Thursday, July 10, 2014

Standing at the Edge of Empire


This part of Germany was part of the Roman Empire for hundreds of years.  The vineyards tell the tale in large part.  Where Romans settled they planted vines and imported olive oil and garum, but not so very far north of here, the Empire reached its limit, and Legions, spread so thin, rarely breached the threatening forests beyond the Taunus Hills.
It looked like the rain would hold off, and I needed an easy day after a hard week of touristing, so I decided to return to Bad Homburg and go on to the Roman Fortress Museum at Saalberg.  Getting there was an easy enough process, but needed some precise timing.  I left here in good time and arrived at the train station intending first to buy some stamps.  But there was a huge crowd at the service counter and the machine would give change for stamp purchases only in more stamps.  Not on.  Then I found out the ticket machines for the S Bahn refused any Euro notes larger than ten.  I did not think I had the coins to buy the ticket and despaired for the train would arrive very shortly.  But after all I did have the Euro coins, and all was well.  Until the announcement came that the train would be late.
This is not a very common occurrence on German public transportation, but that morning--and I don't know why--one train after another arrived and departed late.  It wasn't the weather.  Now I began to fret.  I needed to catch a particular bus to Saalberg because they did not run very often.  It all worked out, however.  The S Bahn arrived in Bad Homburg with a few minutes to spare for me to find the bus stop and hop on board.
I had a pleasant ride through the town and into the heavily forested Taunus Hills.  Usually I am anxious on busses, but the stops were prominently displayed, so I had no doubts about where to get off.
The only downside of arriving at Saalberg Roman Fort was having to share the site with about three school tours--Middle School by the looks and behaviour of them!
The site is not large, but it is surprisingly lovely, and there is a reconstructed wall and buildings and displays in both German and English.  The museum holds a fascinating collection of figurines, jewelry, tools, and weapons.  I enjoyed wandering around and even got in a couple of woodland walks.
When I was finished with the fortress, I left to walk about half a kilometer north to the actual Limes,  I passed Roman stonework, and an elaborate system of earthworks sitting among the trees.  I walked down hill to find the largest earthworks, and the notice that this was the Limes--the northernmost limit of Roman power.  I have a taste for such places--although I confess they don't look like much.  Hadrian's Wall is hardly knee high now, and I would have missed the Antonine Wall--built of earth--if there had not been a sign.  I climbed to the top of the Limes earthwork.  The trees grew so thickly I wondered how the legions could guard the border of the Empire in such a spot.  I also reflected that the Germans, although fierce in their way, were not the ultimate in barbarians.  Many Germans became Romanized, and they easily converted to Christianity as well.  For Really Horrid Barbarians, one needed to go further north.
On the way home I shared my S Bahn seat with a German businessman who talked the whole way on his cell phone.  He was one of those people who never have to inhale so can keep talking and talking for half an hour at a time.  I caught a few words here and there.  Clearly he was talking about some big business deal involving finances and capital, but at one point he used the term--in English and a flawless American accent "an extreme pain in the ass."  I had to turn away and cover my mouth to hide my laughter.
On the bus back to Bad Homburg and on the S Bahn I saw wonderful views of the Frankfurt skyline.
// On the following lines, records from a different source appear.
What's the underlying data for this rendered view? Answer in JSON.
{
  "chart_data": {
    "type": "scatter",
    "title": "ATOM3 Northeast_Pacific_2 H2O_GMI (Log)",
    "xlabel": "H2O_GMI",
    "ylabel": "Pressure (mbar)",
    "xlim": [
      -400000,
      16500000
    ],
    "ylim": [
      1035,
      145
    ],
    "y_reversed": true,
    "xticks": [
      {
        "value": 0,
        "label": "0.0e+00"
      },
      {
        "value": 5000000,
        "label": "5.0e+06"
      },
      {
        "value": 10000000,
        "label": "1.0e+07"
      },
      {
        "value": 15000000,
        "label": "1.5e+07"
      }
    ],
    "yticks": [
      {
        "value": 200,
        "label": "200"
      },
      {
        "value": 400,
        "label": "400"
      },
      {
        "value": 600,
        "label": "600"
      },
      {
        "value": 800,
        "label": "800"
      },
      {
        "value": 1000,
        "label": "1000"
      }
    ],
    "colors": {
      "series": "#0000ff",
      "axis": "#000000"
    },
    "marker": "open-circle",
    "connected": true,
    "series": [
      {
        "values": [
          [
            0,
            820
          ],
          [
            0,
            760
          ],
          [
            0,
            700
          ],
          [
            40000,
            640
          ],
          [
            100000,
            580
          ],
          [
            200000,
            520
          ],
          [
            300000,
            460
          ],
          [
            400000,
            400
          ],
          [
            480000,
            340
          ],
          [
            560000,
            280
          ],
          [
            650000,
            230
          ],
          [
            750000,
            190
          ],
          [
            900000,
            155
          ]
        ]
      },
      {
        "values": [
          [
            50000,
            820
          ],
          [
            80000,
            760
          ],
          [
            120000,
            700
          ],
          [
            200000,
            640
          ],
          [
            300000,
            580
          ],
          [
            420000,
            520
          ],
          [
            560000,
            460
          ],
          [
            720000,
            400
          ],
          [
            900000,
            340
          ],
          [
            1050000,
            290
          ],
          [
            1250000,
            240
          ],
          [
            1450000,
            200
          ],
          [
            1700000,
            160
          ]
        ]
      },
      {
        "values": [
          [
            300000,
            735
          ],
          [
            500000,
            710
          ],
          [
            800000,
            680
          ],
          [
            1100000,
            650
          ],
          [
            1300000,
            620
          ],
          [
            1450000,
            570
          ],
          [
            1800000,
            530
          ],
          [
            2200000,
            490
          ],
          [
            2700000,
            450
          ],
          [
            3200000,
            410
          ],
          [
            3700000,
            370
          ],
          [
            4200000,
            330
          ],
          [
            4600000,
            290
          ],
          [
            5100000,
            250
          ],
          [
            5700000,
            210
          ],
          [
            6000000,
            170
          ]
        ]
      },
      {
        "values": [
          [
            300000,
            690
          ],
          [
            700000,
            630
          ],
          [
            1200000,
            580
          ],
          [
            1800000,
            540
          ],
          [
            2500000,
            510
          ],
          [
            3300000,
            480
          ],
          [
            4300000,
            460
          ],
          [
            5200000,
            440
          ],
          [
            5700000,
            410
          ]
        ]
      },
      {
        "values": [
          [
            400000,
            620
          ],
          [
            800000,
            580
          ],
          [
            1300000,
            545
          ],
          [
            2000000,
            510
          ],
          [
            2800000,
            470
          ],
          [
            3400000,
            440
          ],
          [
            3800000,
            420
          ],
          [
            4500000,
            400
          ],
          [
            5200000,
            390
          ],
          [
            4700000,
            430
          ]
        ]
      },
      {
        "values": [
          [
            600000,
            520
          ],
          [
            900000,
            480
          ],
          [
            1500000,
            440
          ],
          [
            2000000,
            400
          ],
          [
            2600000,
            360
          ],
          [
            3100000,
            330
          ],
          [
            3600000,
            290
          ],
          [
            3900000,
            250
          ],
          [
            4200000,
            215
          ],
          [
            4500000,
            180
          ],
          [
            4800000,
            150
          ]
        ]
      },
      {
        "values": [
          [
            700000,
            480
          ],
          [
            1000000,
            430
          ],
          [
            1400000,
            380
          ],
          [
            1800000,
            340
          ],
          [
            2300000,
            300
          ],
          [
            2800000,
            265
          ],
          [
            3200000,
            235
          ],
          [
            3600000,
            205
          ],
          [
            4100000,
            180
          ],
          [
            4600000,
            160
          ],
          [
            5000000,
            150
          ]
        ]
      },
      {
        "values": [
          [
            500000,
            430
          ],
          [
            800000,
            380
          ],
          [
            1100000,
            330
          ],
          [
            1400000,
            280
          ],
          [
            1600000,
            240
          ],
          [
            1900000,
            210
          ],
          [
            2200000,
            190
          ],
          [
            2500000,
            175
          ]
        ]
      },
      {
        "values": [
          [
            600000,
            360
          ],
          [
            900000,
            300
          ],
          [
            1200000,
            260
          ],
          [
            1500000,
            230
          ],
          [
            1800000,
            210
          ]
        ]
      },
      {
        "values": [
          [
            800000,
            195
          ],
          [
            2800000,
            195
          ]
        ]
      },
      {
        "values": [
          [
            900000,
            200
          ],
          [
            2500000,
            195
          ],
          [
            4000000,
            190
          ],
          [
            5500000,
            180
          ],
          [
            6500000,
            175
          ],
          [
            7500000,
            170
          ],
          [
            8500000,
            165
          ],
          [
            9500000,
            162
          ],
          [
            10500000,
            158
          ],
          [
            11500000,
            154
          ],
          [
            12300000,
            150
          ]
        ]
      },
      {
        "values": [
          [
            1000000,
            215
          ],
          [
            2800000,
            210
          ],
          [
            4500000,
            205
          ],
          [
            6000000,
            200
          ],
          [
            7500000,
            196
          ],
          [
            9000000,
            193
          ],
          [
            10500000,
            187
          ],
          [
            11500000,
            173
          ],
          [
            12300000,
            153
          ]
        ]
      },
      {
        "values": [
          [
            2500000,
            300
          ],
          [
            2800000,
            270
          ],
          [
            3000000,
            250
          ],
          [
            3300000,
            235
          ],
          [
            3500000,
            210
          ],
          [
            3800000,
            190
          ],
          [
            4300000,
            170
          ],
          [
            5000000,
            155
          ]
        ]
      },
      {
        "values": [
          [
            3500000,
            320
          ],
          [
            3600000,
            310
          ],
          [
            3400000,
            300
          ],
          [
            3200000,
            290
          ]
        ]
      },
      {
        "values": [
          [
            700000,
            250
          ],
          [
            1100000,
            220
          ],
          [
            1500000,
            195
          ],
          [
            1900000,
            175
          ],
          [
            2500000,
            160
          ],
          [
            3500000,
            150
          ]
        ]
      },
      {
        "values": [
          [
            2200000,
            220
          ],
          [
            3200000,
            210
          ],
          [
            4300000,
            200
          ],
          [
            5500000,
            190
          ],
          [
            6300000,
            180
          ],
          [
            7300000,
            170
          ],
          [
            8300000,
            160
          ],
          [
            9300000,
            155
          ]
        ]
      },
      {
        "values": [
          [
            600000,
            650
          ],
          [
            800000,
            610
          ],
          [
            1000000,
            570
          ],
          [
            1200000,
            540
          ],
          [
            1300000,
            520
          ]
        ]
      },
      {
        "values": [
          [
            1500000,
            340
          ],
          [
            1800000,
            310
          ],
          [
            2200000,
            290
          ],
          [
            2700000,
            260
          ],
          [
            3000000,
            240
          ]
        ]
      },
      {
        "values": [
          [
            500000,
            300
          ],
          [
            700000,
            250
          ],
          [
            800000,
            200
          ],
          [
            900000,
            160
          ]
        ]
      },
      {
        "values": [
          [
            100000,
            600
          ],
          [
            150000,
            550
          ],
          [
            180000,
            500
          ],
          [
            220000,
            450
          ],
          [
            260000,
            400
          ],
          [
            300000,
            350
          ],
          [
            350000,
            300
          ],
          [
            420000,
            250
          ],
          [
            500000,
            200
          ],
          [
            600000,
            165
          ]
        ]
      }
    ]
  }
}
Mainhattan indeed!

2 comments:

  1. Oh, that one sounds like the best yet. (And I adore the people-watching details! Funny that the guy would do his denigration in English, maybe to spare your ears? It's not like the Germans don't have that exact expression in German!)

    ReplyDelete
  2. Yes. I wondered about the use of the English idiom--given that 'German has no shortage of pungent expressions.